In sum, the conflict of interest statute does not explicitly except labor organizations from its provisions, and nothing in the prior statutes from which article 18 was derived, the predrafting hearings or reports of Comptroller Levitt, the legislative history or the Governor’s records gives the slightest hint that it was intended or designed to exempt labor organizations from conflict of interest proscriptions. In addition, no court or State official responsible for enforcing the statute has interpreted it as exempting labor organizations from its terms. In the face of that evidence, we should not ignore the self-dealing established by the evidence in this record, and apparently common in other municipalities, and enforce the contract. Presumably, the majority is moved by the possibility of injury to the represented employees if the contract is declared void. Plaintiffs do not seek retroactive recoupment of the wages paid, however, and the contract expires by its terms on December 31, 1985. There are remedies available to protect the employees’ rights for the short time remaining (see generally, Lillich, op. cit). Thus, there is no reason why we should deny plaintiffs’ relief, thereby ignoring the violation of the public trust which occurred in this case and encouraging such practices in the future.'
Chief Judge Wachtler and Judges Kaye and Titone concur with Judge Alexander; Judge Simons dissents and votes to *368reverse in a separate opinion in which Judges Jasen and Meyer concur.
Order affirmed, with costs.

. The other statutes from which article 18 was derived were: County Law § 412; Education Law § 1617; Local Finance Law § 60.20; Social Welfare Law §§ 147, 186-a to 186-c; Town Law §§ 104, 176 (31); Village Law § 128 (5); §332.
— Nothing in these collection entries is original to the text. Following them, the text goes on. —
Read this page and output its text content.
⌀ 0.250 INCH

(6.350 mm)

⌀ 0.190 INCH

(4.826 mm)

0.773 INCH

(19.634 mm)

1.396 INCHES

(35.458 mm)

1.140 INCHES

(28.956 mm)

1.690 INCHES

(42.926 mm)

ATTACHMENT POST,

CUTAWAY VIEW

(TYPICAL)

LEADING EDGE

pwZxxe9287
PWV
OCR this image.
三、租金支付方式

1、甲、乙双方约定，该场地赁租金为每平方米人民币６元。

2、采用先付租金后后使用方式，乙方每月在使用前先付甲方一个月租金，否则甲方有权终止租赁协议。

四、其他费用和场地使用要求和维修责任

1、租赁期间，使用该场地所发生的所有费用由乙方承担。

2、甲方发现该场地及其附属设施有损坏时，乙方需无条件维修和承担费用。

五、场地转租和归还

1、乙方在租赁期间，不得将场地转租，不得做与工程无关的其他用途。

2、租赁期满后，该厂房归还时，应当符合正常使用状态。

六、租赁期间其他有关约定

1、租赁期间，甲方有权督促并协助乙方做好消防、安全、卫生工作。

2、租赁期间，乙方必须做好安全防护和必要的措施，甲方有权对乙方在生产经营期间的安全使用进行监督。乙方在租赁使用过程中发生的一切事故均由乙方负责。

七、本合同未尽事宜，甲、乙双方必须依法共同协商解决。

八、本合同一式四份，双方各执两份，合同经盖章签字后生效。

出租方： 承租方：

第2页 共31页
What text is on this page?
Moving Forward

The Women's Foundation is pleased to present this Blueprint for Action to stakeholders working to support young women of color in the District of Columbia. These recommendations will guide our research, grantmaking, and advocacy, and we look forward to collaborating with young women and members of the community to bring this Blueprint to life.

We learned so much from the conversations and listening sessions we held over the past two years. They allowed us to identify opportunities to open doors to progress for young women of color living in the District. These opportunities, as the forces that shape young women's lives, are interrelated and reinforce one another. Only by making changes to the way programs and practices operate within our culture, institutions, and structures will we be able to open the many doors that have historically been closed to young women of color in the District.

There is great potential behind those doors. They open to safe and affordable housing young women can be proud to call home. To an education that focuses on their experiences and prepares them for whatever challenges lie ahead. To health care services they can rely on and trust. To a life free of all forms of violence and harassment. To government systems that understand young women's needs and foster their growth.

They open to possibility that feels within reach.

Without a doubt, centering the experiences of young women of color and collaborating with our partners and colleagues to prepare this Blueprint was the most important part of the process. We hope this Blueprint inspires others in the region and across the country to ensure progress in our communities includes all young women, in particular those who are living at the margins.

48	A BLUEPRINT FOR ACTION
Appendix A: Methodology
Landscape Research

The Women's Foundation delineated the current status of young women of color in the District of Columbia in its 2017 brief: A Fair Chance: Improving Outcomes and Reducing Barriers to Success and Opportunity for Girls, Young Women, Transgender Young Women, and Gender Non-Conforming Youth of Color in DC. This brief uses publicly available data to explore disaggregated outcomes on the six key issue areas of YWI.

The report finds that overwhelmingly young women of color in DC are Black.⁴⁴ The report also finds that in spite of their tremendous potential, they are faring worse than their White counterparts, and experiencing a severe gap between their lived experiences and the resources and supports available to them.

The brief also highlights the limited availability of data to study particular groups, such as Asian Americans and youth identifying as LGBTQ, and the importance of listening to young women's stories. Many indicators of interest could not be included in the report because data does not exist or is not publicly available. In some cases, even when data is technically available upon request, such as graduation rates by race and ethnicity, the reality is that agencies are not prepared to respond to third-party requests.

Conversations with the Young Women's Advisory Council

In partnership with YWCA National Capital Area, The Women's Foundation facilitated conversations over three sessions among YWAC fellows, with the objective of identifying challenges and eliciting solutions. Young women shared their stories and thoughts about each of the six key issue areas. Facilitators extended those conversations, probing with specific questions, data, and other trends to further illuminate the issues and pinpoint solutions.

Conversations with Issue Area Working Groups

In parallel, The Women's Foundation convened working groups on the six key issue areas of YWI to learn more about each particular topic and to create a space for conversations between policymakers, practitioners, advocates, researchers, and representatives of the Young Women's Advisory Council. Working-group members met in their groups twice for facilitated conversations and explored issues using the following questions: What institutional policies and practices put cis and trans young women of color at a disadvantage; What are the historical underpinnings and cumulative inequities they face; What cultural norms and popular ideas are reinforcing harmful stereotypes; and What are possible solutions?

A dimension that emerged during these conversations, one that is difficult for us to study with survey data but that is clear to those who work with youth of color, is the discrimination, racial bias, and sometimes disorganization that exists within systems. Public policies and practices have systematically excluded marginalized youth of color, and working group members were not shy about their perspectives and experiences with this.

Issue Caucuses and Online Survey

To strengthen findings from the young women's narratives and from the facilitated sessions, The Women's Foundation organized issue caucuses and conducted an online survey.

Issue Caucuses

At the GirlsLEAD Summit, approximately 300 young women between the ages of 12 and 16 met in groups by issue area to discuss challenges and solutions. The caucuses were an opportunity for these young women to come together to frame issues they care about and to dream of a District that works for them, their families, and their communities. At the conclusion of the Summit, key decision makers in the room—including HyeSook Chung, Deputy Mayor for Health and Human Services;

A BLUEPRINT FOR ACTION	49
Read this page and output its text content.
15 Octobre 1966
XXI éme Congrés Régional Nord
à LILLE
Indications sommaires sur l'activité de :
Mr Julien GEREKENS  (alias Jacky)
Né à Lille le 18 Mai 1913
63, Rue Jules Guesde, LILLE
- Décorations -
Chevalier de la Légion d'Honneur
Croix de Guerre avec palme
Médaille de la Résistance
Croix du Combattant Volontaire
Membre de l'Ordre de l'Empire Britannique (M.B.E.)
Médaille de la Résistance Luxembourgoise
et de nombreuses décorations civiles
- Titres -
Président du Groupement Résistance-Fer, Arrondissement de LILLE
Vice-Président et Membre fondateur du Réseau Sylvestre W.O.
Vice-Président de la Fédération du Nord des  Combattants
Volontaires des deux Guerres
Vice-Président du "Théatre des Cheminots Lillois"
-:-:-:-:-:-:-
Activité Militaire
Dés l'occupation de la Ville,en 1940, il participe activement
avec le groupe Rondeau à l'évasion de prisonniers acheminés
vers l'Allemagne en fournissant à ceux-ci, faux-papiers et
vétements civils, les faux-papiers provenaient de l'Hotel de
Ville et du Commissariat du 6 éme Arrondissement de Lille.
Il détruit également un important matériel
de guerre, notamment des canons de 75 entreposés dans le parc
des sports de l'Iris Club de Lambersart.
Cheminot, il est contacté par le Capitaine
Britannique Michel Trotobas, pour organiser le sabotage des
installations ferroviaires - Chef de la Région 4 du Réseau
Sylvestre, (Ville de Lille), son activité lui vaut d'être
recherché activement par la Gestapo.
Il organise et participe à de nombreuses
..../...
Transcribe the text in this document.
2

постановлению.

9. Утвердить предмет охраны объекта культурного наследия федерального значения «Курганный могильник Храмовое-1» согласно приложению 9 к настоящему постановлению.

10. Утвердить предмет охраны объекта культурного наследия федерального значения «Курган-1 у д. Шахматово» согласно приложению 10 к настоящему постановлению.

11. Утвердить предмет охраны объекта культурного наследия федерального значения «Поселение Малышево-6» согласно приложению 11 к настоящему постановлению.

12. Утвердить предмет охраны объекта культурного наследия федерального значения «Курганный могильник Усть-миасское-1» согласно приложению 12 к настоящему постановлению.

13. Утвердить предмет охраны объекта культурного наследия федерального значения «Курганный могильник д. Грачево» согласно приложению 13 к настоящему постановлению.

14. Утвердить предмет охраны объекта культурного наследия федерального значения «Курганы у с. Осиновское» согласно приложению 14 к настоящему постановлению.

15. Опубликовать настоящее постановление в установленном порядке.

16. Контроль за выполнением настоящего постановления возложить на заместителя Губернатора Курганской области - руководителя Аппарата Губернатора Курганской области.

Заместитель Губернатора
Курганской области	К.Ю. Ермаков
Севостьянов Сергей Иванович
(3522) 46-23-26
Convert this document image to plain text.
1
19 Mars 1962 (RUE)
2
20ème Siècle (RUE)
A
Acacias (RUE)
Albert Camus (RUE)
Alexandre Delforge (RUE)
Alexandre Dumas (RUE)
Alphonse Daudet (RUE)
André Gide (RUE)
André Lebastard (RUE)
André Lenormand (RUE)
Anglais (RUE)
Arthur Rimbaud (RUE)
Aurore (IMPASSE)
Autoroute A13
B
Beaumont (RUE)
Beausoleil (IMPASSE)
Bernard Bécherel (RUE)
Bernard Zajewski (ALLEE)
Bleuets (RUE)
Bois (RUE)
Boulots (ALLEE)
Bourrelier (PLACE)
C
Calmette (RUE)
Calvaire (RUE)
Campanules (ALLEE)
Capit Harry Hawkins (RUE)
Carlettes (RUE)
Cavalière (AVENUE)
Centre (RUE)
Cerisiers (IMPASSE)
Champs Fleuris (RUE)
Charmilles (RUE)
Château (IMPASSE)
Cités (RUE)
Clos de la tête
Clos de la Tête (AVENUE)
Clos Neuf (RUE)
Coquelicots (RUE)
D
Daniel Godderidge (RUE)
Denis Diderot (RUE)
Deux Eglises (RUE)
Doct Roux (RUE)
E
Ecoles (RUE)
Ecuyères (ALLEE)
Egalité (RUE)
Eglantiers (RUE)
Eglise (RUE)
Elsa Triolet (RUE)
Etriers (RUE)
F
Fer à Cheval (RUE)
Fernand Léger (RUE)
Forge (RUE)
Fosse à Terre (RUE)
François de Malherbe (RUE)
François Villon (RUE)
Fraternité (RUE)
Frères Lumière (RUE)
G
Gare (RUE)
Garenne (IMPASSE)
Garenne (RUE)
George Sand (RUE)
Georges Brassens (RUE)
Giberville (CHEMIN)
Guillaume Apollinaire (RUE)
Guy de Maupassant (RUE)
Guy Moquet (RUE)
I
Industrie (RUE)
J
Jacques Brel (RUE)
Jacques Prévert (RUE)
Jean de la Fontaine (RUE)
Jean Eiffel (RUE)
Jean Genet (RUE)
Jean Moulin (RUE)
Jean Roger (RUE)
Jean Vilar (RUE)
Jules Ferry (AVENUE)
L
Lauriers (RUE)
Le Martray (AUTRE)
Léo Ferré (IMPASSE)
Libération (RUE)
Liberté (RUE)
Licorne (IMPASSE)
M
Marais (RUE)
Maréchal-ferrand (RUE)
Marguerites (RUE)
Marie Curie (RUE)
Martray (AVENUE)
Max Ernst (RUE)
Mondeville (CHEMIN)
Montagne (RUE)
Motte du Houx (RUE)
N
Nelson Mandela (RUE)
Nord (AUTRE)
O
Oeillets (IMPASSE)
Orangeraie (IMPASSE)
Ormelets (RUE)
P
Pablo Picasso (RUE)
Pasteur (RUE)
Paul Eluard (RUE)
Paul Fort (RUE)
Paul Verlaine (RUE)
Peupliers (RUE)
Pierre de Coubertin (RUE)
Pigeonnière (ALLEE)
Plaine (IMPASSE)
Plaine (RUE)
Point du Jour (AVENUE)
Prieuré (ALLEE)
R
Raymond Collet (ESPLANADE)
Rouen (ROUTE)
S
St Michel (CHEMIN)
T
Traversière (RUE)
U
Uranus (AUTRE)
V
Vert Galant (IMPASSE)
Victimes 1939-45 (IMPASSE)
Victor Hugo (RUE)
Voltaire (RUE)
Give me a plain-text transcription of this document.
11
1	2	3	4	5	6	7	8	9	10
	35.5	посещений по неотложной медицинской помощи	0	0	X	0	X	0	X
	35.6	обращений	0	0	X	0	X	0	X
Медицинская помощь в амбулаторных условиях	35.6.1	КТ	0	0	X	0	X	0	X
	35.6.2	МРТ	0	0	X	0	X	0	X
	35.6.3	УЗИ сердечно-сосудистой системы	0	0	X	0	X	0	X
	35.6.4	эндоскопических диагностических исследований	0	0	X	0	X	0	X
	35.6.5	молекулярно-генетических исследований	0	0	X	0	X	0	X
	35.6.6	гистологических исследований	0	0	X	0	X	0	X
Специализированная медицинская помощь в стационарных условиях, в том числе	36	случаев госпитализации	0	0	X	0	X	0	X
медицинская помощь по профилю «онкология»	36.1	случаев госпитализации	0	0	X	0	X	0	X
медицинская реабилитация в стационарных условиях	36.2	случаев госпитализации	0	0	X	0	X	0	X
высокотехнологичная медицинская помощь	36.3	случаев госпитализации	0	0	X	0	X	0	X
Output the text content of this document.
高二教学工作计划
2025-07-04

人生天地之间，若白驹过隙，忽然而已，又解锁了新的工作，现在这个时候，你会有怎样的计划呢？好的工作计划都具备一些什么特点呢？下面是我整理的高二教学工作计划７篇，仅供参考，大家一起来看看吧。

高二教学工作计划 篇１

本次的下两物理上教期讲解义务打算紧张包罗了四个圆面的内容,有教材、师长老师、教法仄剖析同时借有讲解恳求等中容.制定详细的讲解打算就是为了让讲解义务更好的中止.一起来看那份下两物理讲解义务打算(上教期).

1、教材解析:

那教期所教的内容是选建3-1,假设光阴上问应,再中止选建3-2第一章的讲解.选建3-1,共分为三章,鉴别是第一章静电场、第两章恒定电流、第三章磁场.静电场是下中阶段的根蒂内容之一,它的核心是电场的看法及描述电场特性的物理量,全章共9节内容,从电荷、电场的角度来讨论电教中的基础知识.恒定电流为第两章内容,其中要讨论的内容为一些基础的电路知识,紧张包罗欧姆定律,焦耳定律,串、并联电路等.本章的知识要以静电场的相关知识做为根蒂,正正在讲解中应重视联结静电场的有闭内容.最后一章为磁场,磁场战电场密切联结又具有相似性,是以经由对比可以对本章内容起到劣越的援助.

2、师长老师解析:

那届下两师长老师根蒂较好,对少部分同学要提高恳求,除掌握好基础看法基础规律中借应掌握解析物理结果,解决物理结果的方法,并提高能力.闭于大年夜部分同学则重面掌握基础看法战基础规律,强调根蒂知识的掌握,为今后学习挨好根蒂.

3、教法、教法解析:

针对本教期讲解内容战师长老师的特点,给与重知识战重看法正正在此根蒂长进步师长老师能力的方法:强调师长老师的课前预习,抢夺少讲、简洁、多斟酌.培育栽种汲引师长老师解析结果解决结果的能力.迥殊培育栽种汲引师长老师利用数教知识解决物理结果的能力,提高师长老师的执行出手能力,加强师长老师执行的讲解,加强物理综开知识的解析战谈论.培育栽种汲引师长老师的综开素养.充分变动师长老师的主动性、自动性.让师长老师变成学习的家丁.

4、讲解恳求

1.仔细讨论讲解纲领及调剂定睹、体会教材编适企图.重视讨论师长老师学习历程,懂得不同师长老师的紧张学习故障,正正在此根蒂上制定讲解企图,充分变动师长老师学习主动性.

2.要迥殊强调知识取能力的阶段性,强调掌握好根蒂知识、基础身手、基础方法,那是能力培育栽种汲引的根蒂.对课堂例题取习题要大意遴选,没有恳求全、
. Section 6 (a) of the proposed statute exempted: "(a) Contracts of any municipality with a voluntary non-profit corporation or association primarily engaged in health or social welfare programs or the community planning for such programs, provided the interested public representative is not entitled to any compensation from such non-profit corporation or association.” (See, New York State Dept of Audit and Control, Municipal Officials and Conflicts of Interest: An Analysis of the State of the Law and a Proposed Statute, 1957, at 67.)